As the son of a peasant farmer, Jialin has little hope for changing his future. He is destined to become a farmer like his father. Education is his only hope of escape. Jialin graduates from high school but fails to be admitted to college. He is given an opportunity to be a teacher and is able to leave his village for life in a small city.

His high hopes of moving on to better life are smashed after three years as a teacher. He is fired from his job and replaced by the son of a local leader. Returning to his home village, Jialin is depressed and does nothing with his life.

Qiaozhen, a local girl, is in love with Jialin and she pursues him when he returns to the village. She helps pull him out of his depression and to recover his dreams. She would do anything to make him happy. She lives for his success, not her own. Since she has not been to school, she does not know how to read or write, but she has common sense and drive.

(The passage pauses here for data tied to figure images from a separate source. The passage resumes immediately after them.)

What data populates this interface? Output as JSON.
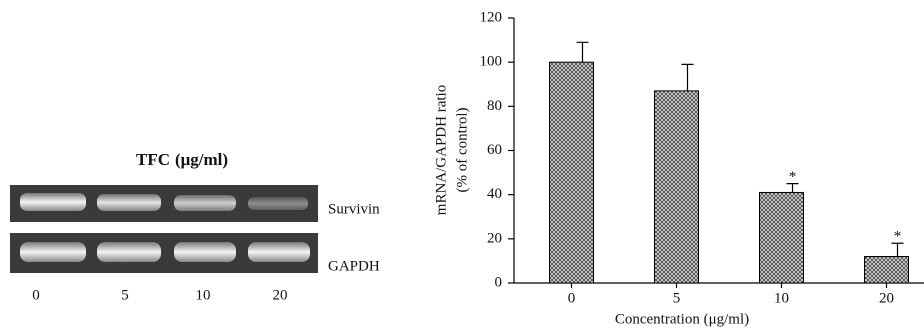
{
  "gel": {
    "title_main": "TFC",
    "title_unit": "(μg/ml)",
    "rows": [
      "Survivin",
      "GAPDH"
    ],
    "lanes": [
      "0",
      "5",
      "10",
      "20"
    ]
  },
  "chart_data": {
    "type": "bar",
    "y_label": [
      "mRNA/GAPDH ratio",
      "(% of control)"
    ],
    "x_label": "Concentration (μg/ml)",
    "categories": [
      "0",
      "5",
      "10",
      "20"
    ],
    "values": [
      100,
      87,
      41,
      12
    ],
    "errors": [
      9,
      12,
      4,
      6
    ],
    "annotations": [
      {
        "category": "10",
        "text": "*"
      },
      {
        "category": "20",
        "text": "*"
      }
    ],
    "color": "#777777",
    "ylim": [
      0,
      120
    ],
    "yticks": [
      0,
      20,
      40,
      60,
      80,
      100,
      120
    ],
    "grid": false
  }
}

Timing is everything. When the two lovers finally confess their love to each other, Jialin is offered a job in the city as a journalist for the party propaganda unit. Jialin’s uncle, an important official, is returning to the area and the local leader who fired Jialin is concerned that the uncle will be upset. He arranges behind the scenes for Jialin to be offered the job.

The two lovers say goodbye with promises that they will be faithful to each other. Jialin throws himself into his new job and becomes successful. He is finally on the path to his dreams. He becomes reacquainted with Huang Yaping, a former girlfriend from high school who works at a radio station. They strike up their friendship and fall in love. In order to make their love public, they both need to break off their previous relationships.

Jialin tells Qiaozhen and she is devastated. Yaping breaks up with Zhang Ke’nan, her fiancee. Both families are hurt. Ke’nan’s mother takes matters into her own hands and complains to authorities that Jialin received his job fraudulently. There is an investigation and once again Jialin is fired and must return to his village and become a peasant farmer.

What surprised me about the novel is how similar the lives of rural peasants are between the 1930s and the 1980s. Peasants have a very difficult time rising above their station in life. In many respects, they have little control over their lives. The leaders, whether they are bureaucrats under the emperor or the communist party, have the power to thwart their dreams of a better life.

Lu Yao is the pen name of Wang Weiguo. Wang was born in December of 1949 and died, at a very young age, in November of 1992. He wrote only two novels, Life and Ordinary World. Life was made into a movie in 1984. He received the Mao Dun Literature Prize for Ordinary World.

I recommend this novel to anyone who loves the work of Pearl Buck and to those who are interested in the lives of Chinese citizens in rural China.